Rüyalarımız daha gerçekçi olduğunda ve uyandığımızda endişe duyuyorken çoğumuzun başa çıkmakta zorlanması hiç şaşırtıcı değil. Ayrıca, alkol bazıları için rahatlamanın keyifli yolu. Alkolün uykuya geçişi kolaylaştırmasıyla bilinmesine rağmen, uykuyu bozabilir de. Neden Uyuruz?’un yazarı Matthew Walker, alkolün bizi daha kolay uyutuyor gibi gözükmesine rağmen daha iyi uyutmadığını açıklıyor. Bu zorlu zamanlarda herkesin alkolü bırakması gerçekten bir cevap mı?
Kronik uyku yoksunluğu

Profesör Prichard da alkol tükettiğini söyledi ve ekledi: “Sizi temin ederim ki bu uykuya geçişi rahatlamayla alakalı değil.”

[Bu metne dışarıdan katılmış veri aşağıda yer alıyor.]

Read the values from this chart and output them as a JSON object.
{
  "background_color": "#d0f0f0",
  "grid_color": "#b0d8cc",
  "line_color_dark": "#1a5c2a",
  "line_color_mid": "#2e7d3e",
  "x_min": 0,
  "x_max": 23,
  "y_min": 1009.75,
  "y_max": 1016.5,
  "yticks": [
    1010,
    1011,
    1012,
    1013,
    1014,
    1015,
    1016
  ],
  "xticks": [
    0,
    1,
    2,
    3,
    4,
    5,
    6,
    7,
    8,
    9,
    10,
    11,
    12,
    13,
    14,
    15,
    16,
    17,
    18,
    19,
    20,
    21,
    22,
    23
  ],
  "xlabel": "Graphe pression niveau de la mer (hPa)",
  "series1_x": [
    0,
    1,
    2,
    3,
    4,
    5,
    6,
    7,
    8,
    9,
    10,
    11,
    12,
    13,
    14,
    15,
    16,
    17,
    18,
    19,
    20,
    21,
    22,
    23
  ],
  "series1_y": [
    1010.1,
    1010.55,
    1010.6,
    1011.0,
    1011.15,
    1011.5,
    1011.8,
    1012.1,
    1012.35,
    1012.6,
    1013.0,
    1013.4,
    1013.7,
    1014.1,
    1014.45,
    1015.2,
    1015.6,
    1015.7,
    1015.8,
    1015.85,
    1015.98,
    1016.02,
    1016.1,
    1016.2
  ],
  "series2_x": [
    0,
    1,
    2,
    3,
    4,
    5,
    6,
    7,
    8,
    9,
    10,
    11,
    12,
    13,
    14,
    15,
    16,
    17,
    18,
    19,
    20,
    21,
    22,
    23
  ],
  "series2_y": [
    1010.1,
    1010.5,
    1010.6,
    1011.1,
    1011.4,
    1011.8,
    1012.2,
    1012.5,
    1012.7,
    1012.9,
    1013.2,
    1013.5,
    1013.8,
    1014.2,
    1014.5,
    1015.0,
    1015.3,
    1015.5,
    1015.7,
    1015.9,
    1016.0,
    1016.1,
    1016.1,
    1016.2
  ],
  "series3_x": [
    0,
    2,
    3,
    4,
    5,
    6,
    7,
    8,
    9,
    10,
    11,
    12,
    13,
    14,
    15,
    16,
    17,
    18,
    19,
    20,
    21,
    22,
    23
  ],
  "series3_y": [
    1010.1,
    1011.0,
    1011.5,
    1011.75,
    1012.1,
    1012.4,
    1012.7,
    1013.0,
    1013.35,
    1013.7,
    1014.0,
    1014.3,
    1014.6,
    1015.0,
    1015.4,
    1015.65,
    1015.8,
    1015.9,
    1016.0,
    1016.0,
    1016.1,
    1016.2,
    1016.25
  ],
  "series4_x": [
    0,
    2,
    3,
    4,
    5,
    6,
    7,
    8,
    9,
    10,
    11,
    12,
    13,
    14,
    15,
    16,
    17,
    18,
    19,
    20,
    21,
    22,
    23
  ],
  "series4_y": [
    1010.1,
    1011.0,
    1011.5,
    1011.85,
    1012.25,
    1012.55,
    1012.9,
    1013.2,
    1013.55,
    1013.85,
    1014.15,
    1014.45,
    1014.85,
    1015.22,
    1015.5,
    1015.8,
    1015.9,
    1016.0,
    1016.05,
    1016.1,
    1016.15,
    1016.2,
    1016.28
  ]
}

Uyku, fiziksel ve akıl sağlığımızı devam ettirmek için oldukça önemlidir. Biz uyurken beynimiz bu zamanı kendini onarmak için kullanır: Yeni sinir hücreleri inşa eder, sinir yollarını yeniden yapılandırır ve genel bilişsel işlevimizi geliştirir.
Bunu yapmazsa, anksiyete ve depresyon gibi ruh sağlığıyla alakalı hastalıklar büyüyebilir. Neredeyse her makalede “bu zor zamanlar” ifadesinin görüldüğü bir zamanda uykuya öncelik vermek pozitif kalmak için kendimize verdiğimiz en iyi fırsat olacaktır. Bundan sadece beynimiz fayda sağlamayacak.
Kronik olarak uyku yoksunluğu yaşadığımızda vücudumuz bizi dik tutabilmek için kolaya kaçar ve maalesef bağışıklık sistemimiz de zarar görecek yerlerden birisidir. Daima daha az uyuyan insanların grip olma, solunum hastalıklarına yakalanma ihtimali diğerlerinden üç kat fazladır.
Beslenme ve spor gibi uyku da günlük yaşantımızın önemli bir parçasıdır ve birçoğumuz uykuyu başka şeyler uğruna ihmal ediyoruz. Bir sonraki seferde, kendini erken saatlerde Netflix’te bulduğunda belki “Bu bölüm yarına kadar bekleyebilir mi?” diye sorarsın.